In the third in a series of pieces to mark the opening for entries of this year’s Bruntwood Prize, Catherine Love discusses the reasons why she writes about theatre and the need to find new ways of seeing.
I’m sat on the edge of my bed, postponing the moment when I need to leave for work, staring with feverish intensity at the glowing rectangle of my phone. In these stolen minutes at the start of the day I’m reading every last word I can about Three Kingdoms, the new production at the Lyric Hammersmith that has sparked a long, sprawling critical debate. My own words are also out there, somewhere in the tangle of online criticism, and for the first time since releasing my opinions into the virtual world I feel as though I’m part of a real conversation.

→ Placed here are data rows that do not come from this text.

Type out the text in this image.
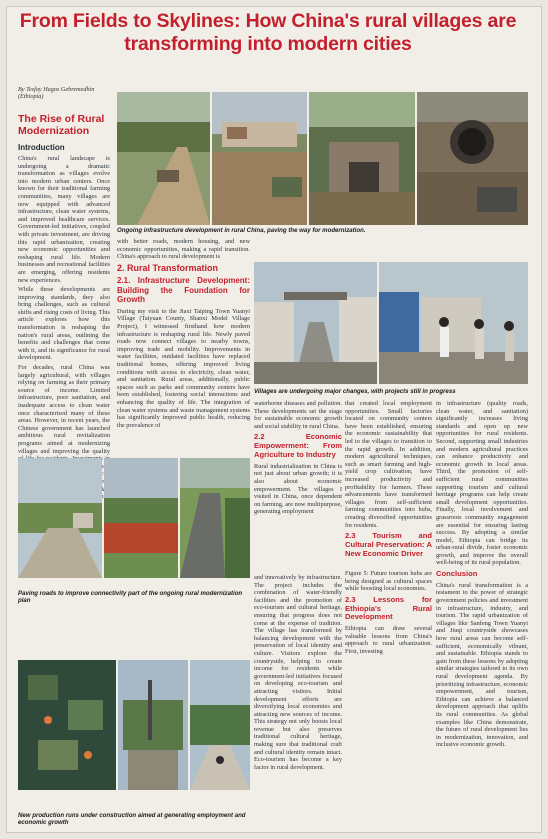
From Fields to Skylines: How China's rural villages are transforming into modern cities
By Tesfay Hagos Gebremedhin
(Ethiopia)
The Rise of Rural Modernization
Introduction

China's rural landscape is undergoing a dramatic transformation as villages evolve into modern urban centers. Once known for their traditional farming communities, many villages are now equipped with advanced infrastructure, clean water systems, and improved healthcare services. Government-led initiatives, coupled with private investment, are driving this rapid urbanization, creating new economic opportunities and reshaping rural life. Modern businesses and recreational facilities are emerging, offering residents new experiences.

While these developments are improving standards, they also bring challenges, such as cultural shifts and rising costs of living. This article explores how this transformation is reshaping the nation's rural areas, outlining the benefits and challenges that come with it, and its significance for rural development.

For decades, rural China was largely agricultural, with villages relying on farming as their primary source of income. Limited infrastructure, poor sanitation, and inadequate access to clean water once characterized many of these areas. However, in recent years, the Chinese government has launched ambitious rural revitalization programs aimed at modernizing villages and improving the quality small

Ongoing infrastructure development in rural China, paving the way for modernization.

with better roads, modern housing, and new economic opportunities, making a rapid transition. China's approach to rural development is

2. Rural Transformation
2.1. Infrastructure Development: Building the Foundation for Growth

During my visit to the Jiaxi Taiping Town Yuanyi Village (Taiyuan County, Shanxi Model Village Project), I witnessed firsthand how modern infrastructure is reshaping rural life. Newly paved roads now connect villages to nearby towns, improving trade and mobility. Improvements in water facilities, outdated facilities have replaced traditional homes, offering improved living conditions with access to electricity, clean water, and sanitation. Rural areas, additionally, public spaces such as parks and community centers have been established, fostering social interactions and enhancing the quality of life. The integration of clean water systems and waste management systems has significantly improved public health, reducing the prevalence of

Villages are undergoing major changes, with projects still in progress

waterborne diseases and pollution. These developments set the stage for sustainable economic growth and social stability in rural China.

2.2 Economic Empowerment: From Agriculture to Industry

Rural industrialization in China is not just about urban growth; it is also about economic empowerment. The villages I visited in China, once dependent on farming, are now multipurpose, generating employment

that created local employment opportunities. Small factories located on community centers have been established, ensuring the economic sustainability that led to the villages to transition to the rapid growth. In addition, modern agricultural techniques, such as smart farming and high-yield crop cultivation, have increased productivity and profitability for farmers. These advancements have transformed villages from self-sufficient farming communities into hubs, creating diversified opportunities for residents.

2.3 Tourism and Cultural Preservation: A New Economic Driver

in infrastructure (quality roads, clean water, and sanitation) significantly increases living standards and open up new opportunities for rural residents. Second, supporting small industries and modern agricultural practices can enhance productivity and economic growth in local areas. Third, the promotion of self-sufficient rural communities supporting tourism and cultural heritage programs can help create small development opportunities. Finally, local involvement and grassroots community engagement are essential for ensuring lasting success. By adopting a similar model, Ethiopia can bridge its urban-rural divide, foster economic growth, and improve the overall well-being of its rural population.

Conclusion

China's rural transformation is a testament to the power of strategic government policies and investment in infrastructure, industry, and tourism. The rapid urbanization of villages like Sanfeng Town Yuanyi and Jiuqi countryside showcases how rural areas can become self-sufficient, economically vibrant, and sustainable. Ethiopia stands to gain from these lessons by adopting similar strategies tailored to its own rural development agenda. By prioritizing infrastructure, economic empowerment, and tourism, Ethiopia can achieve a balanced development approach that uplifts its rural communities. As global examples like China demonstrate, the future of rural development lies in modernization, innovation, and inclusive economic growth.

Paving roads to improve connectivity part of the ongoing rural modernization plan

and innovatively by infrastructure. The project includes the combination of water-friendly facilities and the promotion of eco-tourism and cultural heritage, ensuring that progress does not come at the expense of tradition. The village has transformed by balancing development with the preservation of local identity and culture. Visitors explore the countryside, helping to create income for residents while government-led initiatives focused on developing eco-tourism and attracting visitors. Initial development efforts are diversifying local economies and attracting new sources of income. This strategy not only boosts local revenue but also preserves traditional cultural heritage, making sure that traditional craft and cultural identity remain intact. Eco-tourism has become a key factor in rural development.

Figure 5: Future tourism hubs are being designed as cultural spaces while boosting local economies.

2.3 Lessons for Ethiopia's Rural Development

Ethiopia can draw several valuable lessons from China's approach to rural urbanization. First, investing

New production runs under construction aimed at generating employment and economic growth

I walk out of This Is How We Die at Ovalhouse with ears ringing and skin prickling. I don’t have the words to describe what I just experienced, and I’m not sure I ever will, but the search for them feels like the most important thing in the world in this moment. On the bus home, hands still shaking a little, I type an inadequate, sweary tweet on my phone and wonder if a piece of theatre will ever leave me this exhilarated again.
It’s late. Far too late. Far too late – or rather too early – to still be tapping away at my laptop with a full day’s work waiting for me in the morning. But I just can’t stop. I’m writing about Chris Goode’s The Forest and the Field, a gently mind-stretching essay of a show, and wrestling at the same time with some of the really big, essential questions about this art form that I love. What is theatre for? Why do we make it or see it? What really happens when we all gather in a room together to experience a show?
Who knew theatre could be so epic, so thrilling, so sexy? It takes about five minutes for The TEAM to steal my heart and squeeze it tight with the gorgeous, adrenaline-fuelled juggernaut that is Mission Drift, their warp-speed race through 400 years of American capitalism. Later, catching my breath and staring at a blank Word document, my only thought is: how do I possibly write something even a fraction as exciting as what I just saw?
These experiences are rare. In a lifetime of faithful theatregoing, they appear as sporadic, fleeting flashes on an otherwise calm horizon. It’s the promise of such moments, however, that keeps me going through all the boredom and mediocrity. It keeps me hopeful and it keeps me questioning, two vital qualities for anyone who wants to write about theatre with any kind of passion. No matter how many awful shows I’ve seen, the words constantly on my lips – like a much less glamorous version of Liza Minnelli in Cabaret – are “maybe this time”.
I find it hard to think of any one piece of theatre that set me on a course towards criticism. Writing about theatre, like so many other things in life, was essentially a bit of an accident. As an undergraduate student I kind of liked theatre, I kind of liked writing and I kind of wanted to start a blog – it wasn’t any more interesting or exciting than the serendipitous alchemy of those three things combined. Instead, what I find easier to pin down are the shows that subsequently kept me on that strange, coincidental path.
When first writing about Three Kingdoms and still feeling a little dazed, I suggested that “we need new ways of seeing, of experiencing, of expressing”. This is what the best theatre provokes. There’s a line that I love in Irving Wardle’s book Theatre Criticism: “In the midst of an earthquake, the critic is no better a guide than anyone else”. It’s a slightly embarrassing thought for critics, but an inspiring one for theatre-makers. They trace new contours in the world; we scrabble around to redraw the map.
Or, to put it another way, the theatre that I most want to write about is the theatre I don’t yet have the words for.